The Jan. 26 Journalism Director’s Forum at USC Annenberg brought editors and producers from L.A.’s largest daily newspaper to discuss “What’s innovative at the Los Angeles Times.”

Hosted by School of Journalism director Geneva Overholser, the talk (full video here) featured a panel with Times journalists Ben Welsh, its chief Web data journalist; Megan Garvey, the assistant metro editor; and Daniel Gaines, managing editor of operations at latimes.com – who also serves as an adjunct journalism professor at Annenberg.

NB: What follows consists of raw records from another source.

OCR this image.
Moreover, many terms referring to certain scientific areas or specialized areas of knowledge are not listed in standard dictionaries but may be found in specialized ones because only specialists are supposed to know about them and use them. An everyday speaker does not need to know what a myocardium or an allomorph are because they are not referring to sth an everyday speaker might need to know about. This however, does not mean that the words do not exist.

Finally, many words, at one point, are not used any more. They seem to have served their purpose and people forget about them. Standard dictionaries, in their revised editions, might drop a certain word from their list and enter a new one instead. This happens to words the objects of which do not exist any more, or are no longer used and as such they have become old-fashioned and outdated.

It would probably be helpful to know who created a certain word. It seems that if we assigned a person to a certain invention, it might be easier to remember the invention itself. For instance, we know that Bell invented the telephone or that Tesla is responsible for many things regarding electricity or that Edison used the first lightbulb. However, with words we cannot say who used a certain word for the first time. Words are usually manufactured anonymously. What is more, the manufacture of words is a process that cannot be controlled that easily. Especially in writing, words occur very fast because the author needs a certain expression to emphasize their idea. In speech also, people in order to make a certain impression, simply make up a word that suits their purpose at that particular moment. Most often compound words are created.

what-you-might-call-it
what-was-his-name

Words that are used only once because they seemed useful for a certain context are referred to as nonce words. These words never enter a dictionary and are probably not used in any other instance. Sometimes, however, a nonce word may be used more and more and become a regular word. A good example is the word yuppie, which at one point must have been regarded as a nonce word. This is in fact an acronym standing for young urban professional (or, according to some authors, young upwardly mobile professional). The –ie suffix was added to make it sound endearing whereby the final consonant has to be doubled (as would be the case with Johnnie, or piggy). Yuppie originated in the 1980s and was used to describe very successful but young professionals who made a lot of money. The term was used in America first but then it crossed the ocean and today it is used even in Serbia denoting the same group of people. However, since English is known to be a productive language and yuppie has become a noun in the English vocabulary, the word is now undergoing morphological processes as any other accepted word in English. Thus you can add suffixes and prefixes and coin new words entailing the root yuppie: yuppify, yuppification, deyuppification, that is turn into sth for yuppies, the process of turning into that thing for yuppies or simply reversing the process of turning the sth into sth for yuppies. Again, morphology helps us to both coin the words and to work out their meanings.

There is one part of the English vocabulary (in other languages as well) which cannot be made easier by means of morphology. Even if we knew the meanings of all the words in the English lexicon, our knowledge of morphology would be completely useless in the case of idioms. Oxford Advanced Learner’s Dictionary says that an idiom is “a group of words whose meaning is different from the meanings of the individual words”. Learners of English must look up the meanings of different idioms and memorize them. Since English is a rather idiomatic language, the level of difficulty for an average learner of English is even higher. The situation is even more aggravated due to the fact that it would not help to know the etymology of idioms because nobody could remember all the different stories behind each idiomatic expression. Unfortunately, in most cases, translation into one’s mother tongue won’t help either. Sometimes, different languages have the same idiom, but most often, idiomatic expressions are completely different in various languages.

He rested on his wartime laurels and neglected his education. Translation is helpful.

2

“I hope this is sort of what we continue to do,” said Garvey, who along with Welsh and others began work two years ago on the widely viewed “War Dead” project, an online, interactive compendium of fallen U.S. soldiers from the Los Angeles area. “I was a traditional print journalist, but I embraced (the new technology) when we did the War Dead project. The newsroom embraced it…I think that there is an acknowledgement that this work is of basic use to them.”

The panelists discussed the expanding role of the Times’ online presence further, including individual and group social media ventures plus experiments with Kindle, “multimedia jukeboxes,” Google maps and blogging, and offered reassurance that, amidst current layoffs decimating most legacy media newsrooms – including their own – it was more productive to look forward with optimism.

“Though it’s a relentless, ongoing trauma,” said Gaines of the changes facing the Times and other major newspapers, “you can’t look at what’s being taken away, but what’s being given to you."

These tools, Gaines added, included the myriad possibilities inherent in the Times’ blogs and mapping projects that are currently attracting a large audience of viewers eager to comment and contribute to those innovative new efforts – which in turn create the need for online curating and moderating, thereby perpetuating a new journalistic life for the paper’s future.

“I found it very heartening to hear Megan say that her colleagues are beginning to focus less on what they’re losing and more on what they’re starting to gain,” Overholser said. “This is a crucial change, when you can shift from looking backward in lament to looking forward with a sense of hope and enthusiasm. Then you’ve made the essential change…that you can really make a difference in journalism. The point is, the whole problem with legacy media organizations is that they worry about what they’re losing rather than exalting over what they’re gaining.”